Hi! In this blog post I talk about some new discoveries I’ve made in the world of productivity apps: Notion, (a way to organize digital information, part of “Building a Second Brain“), Active Recall and Timeblocking.

  1. Notion as an alternative to Evernote,  (Here’s my Notion tutorial playlist on YT.)
  2. PARA (only in passing, no details in this blog post as I’m still figuring out what it is – here’ s my PARA YT playlist)
  3. Active Recall and the Cornell Note System as a more effective way to learn new material than highlighting (here’s my Active Recall YT playlist), and
  4. timeblocking – a truly awesome yet simple way to make sure that those things you’d like to do actually get done (all those “Important but not Urgent” items). Link to my yt playlist

After watching a video by a veteran Evernote user on why he was thinking of moving over to Notion, I decided to check it out.
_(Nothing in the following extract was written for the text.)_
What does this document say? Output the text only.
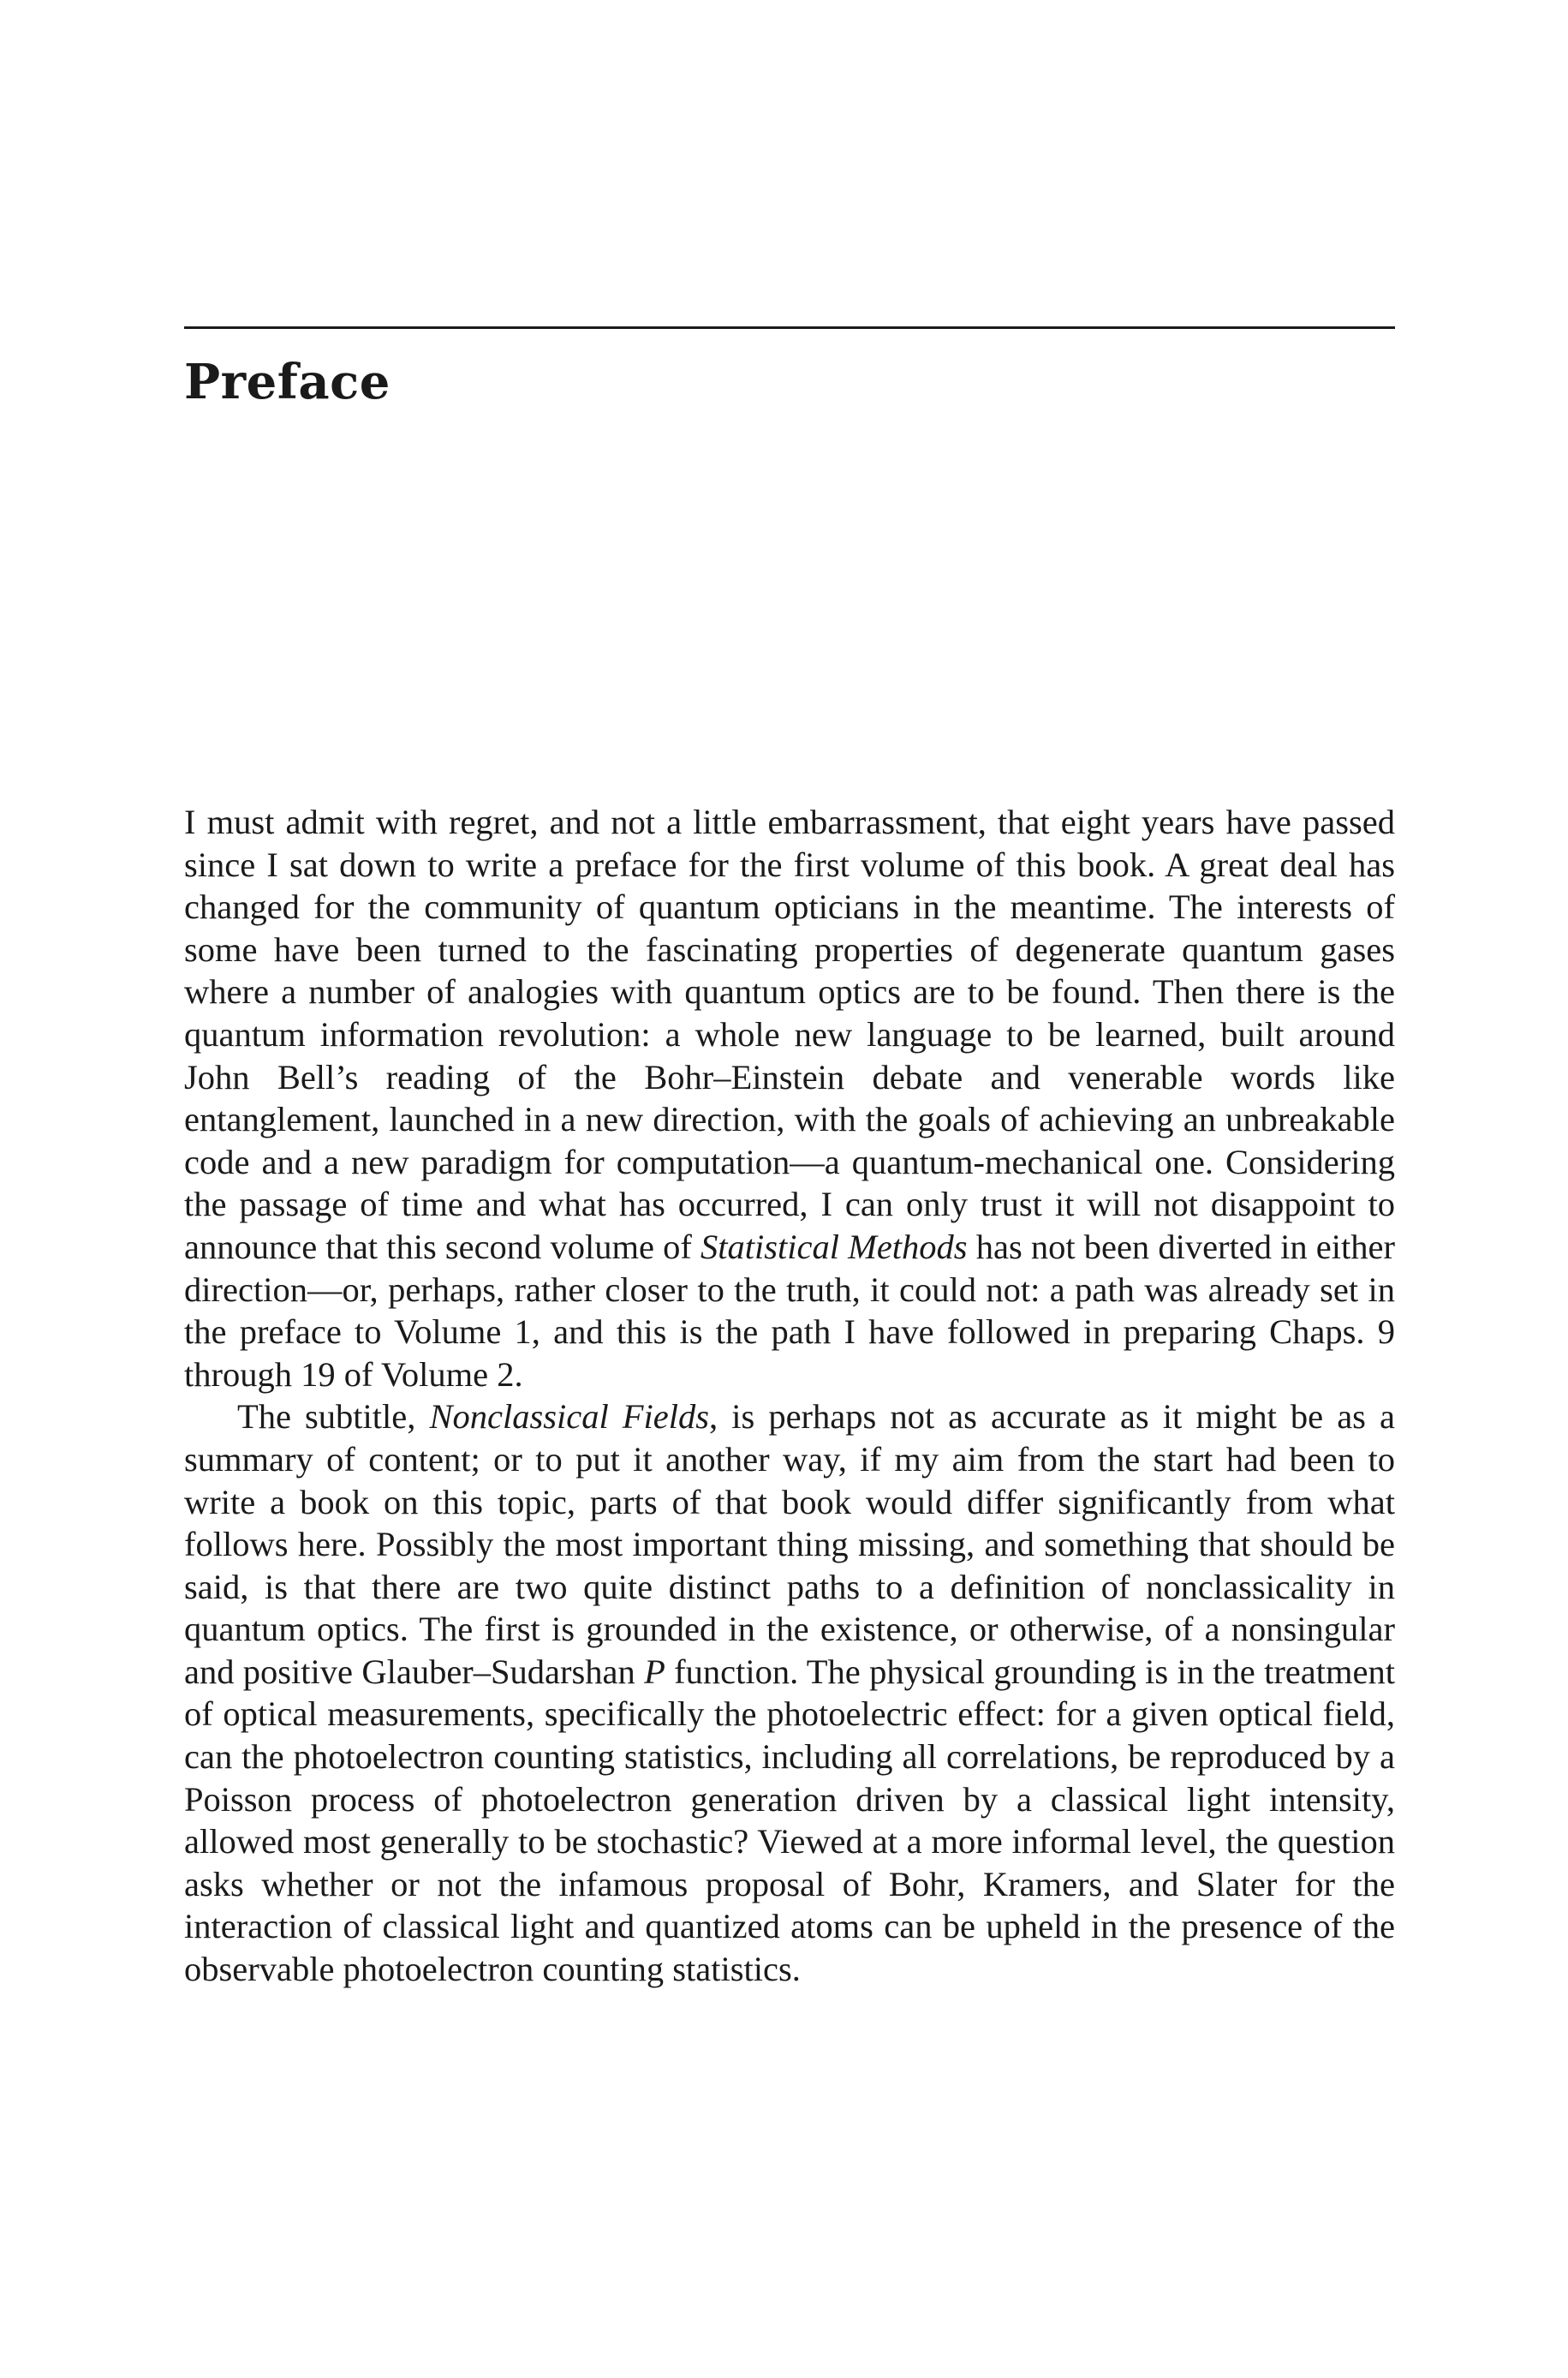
Preface

I must admit with regret, and not a little embarrassment, that eight years have passed since I sat down to write a preface for the first volume of this book. A great deal has changed for the community of quantum opticians in the meantime. The interests of some have been turned to the fascinating properties of degenerate quantum gases where a number of analogies with quantum optics are to be found. Then there is the quantum information revolution: a whole new language to be learned, built around John Bell’s reading of the Bohr–Einstein debate and venerable words like entanglement, launched in a new direction, with the goals of achieving an unbreakable code and a new paradigm for computation—a quantum-mechanical one. Considering the passage of time and what has occurred, I can only trust it will not disappoint to announce that this second volume of Statistical Methods has not been diverted in either direction—or, perhaps, rather closer to the truth, it could not: a path was already set in the preface to Volume 1, and this is the path I have followed in preparing Chaps. 9 through 19 of Volume 2.

The subtitle, Nonclassical Fields, is perhaps not as accurate as it might be as a summary of content; or to put it another way, if my aim from the start had been to write a book on this topic, parts of that book would differ significantly from what follows here. Possibly the most important thing missing, and something that should be said, is that there are two quite distinct paths to a definition of nonclassicality in quantum optics. The first is grounded in the existence, or otherwise, of a nonsingular and positive Glauber–Sudarshan P function. The physical grounding is in the treatment of optical measurements, specifically the photoelectric effect: for a given optical field, can the photoelectron counting statistics, including all correlations, be reproduced by a Poisson process of photoelectron generation driven by a classical light intensity, allowed most generally to be stochastic? Viewed at a more informal level, the question asks whether or not the infamous proposal of Bohr, Kramers, and Slater for the interaction of classical light and quantized atoms can be upheld in the presence of the observable photoelectron counting statistics.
Particularly useful and helpful I found were the videos by Keep Productive (Francesco D’Alessio), Rebecca Ford and Marie Poulin (tho Marie is a power user and sometimes goes a little fast and sophisticated).

The key thing about Notion is, as Marie, Rebecca and Everyday Apple say, that it allows important info to re-surface and come to your attention more easily and effectively than Evernote. Evernote, of course, has its reminders, but in Notion you can created a calendar and put all your to-dos in there, and then created a daily calendar that filters only the tasks you have for that day. This is a huge advantage and though the learning curve for Notion is a little steep, the tutorial videos I found are very helpful.

“Unlike other apps that force me to silo different parts of my planning and task management system between different apps, Notion allows me to keep all of the parts of my system.”  (Rebecca Ford, “Task Management in Notion“, 23 Oct 2018)

Notion basically uses blocks, like the new WordPress interface (the artist formerly known as Gutenberg), but in a much more powerful way than you can in WordPress.

Keep Productive and Marie Poulin also offer Notion mastery courses which I plan to sign up for later this year.

Marie, Keep Productive, Rebecca Ford, GroovyWinks’ Maria Aldrey and super-productive Cambridge (UK) doctor Ali Abdaal have all mentioned another organizing principle which I am currently learning about: PARA (part of a larger concept called Second Brain). Marie Poulin and Maria Aldrey have both done videos on this. It’s different from GTD which I’m a little familiar with, so I’m finding it a little hard to get my head around these concepts, particularly Areas (is that like GTD’s “areas of responsibility”? And,“A resource is “a topic or theme of ongoing interest.” Say… wha???)

Dr. Abdaal also did a video on a study and review method he has used very successfully called Active Recall (video 1 and video 2). Shu Omi also did a neat and brief video on this.

Shu Omi’s video on timeblocking also helped me get over a major stumbling block: saving videos and websites and articles to watch or read later then never getting to that “later”. The simple solution: schedule a time or date to do just that. Well, duh!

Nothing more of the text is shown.